A series of speakers at the Kansas City Federal Reserve Bank's annual conference, which drew the monetary policy elite from around the world, heralded the global economy's apparent push out of its deep recession.

But they noted that economies were recovering only with extraordinary stimulus from governments and central banks, and said it was too soon to talk of a self-sustaining recovery.

I am a little a bit uneasy when I see that, because we have some green shoots here and there, we are already saying, 'Well, after all, we are close to back to normal,' European Central Bank President Jean-Claude Trichet said on Friday.

We have an enormous amount of work to do.

As ECB Governing Council member Ewald Nowotny told Reuters, there seems to be a consensus among central banks to make sure they do not withdraw their stimulus too soon. What we see now is that to a large part this is still a recovery sponsored by public measures, he said.

In the words of Harvard University professor Kenneth Rogoff: They don't want to go back into what we just got out of.

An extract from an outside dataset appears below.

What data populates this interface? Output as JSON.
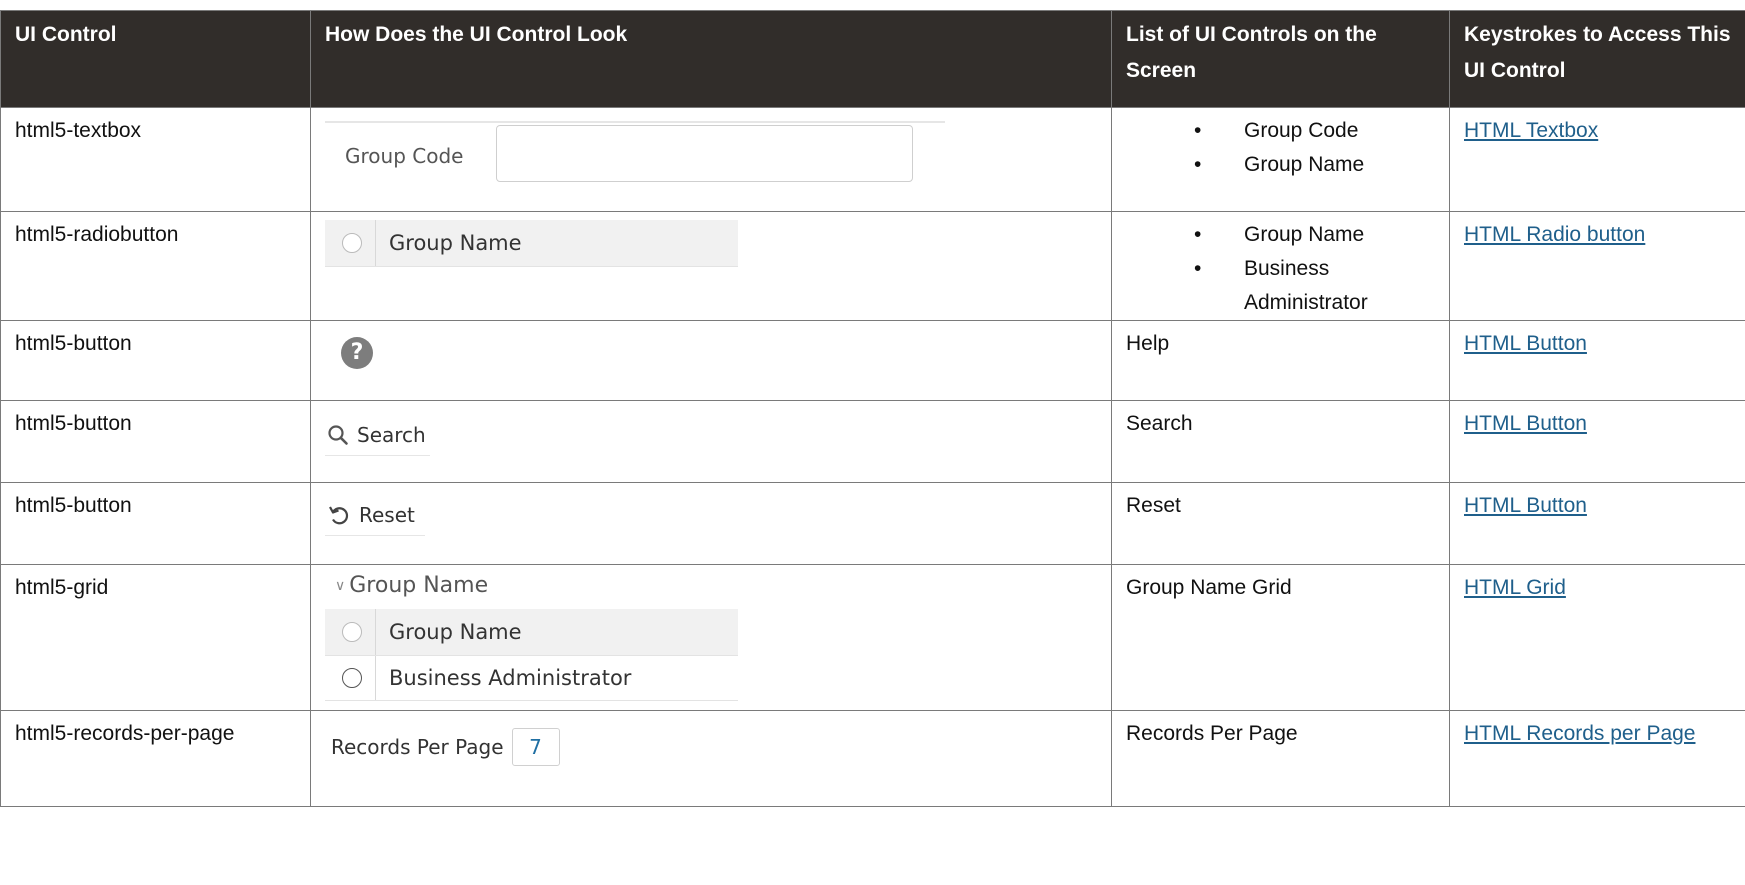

When officials gathered here last year, the credit crisis was far from tamed, but oil prices that had hit $150 a barrel were leading central banks to keep a wary eye on inflation.

Just a few weeks later, Lehman Brothers collapsed, ushering in the worst phase of a crisis that had already been raging for a year. The ECB wound up cutting interest rates to a record low 1 percent; the Fed slashed them to near zero; and both ramped up the liquidity they were pumping into markets.

That sharp shift in fortunes may now be serving as a cautionary reminder.

With Germany, France and Japan now free of recession, and with the United States seemingly shaking off its downturn as well, policy-makers have turned attention to how best to scale back the enormous stimulus they have provided.

Yet baby steps still seem to be the order of the day.

After the Fed's last meeting on August 11-12, the U.S. central bank said it saw the economy leveling. Fed Chairman Ben Bernanke on Friday went a step further, saying the prospects for a return to growth in the near term appear good.

The Fed, however, restated its expectation that the U.S. interbank overnight lending rate would remain exceptionally low for an extended period -- a reminder to financial markets of how far from normal officials believe things are.

St. Louis Federal Reserve Bank President James Bullard told Reuters the low-rate pledge means borrowing costs will stay low past the point where they would usually be raised.

I don't think markets have really digested what that means, he said.

Asked to sum up the message after the conference's first day on Friday, Jordan's central bank chief Umayya Toukan said the most important message was we should not be complacent just because the severity of the crisis is now behind us.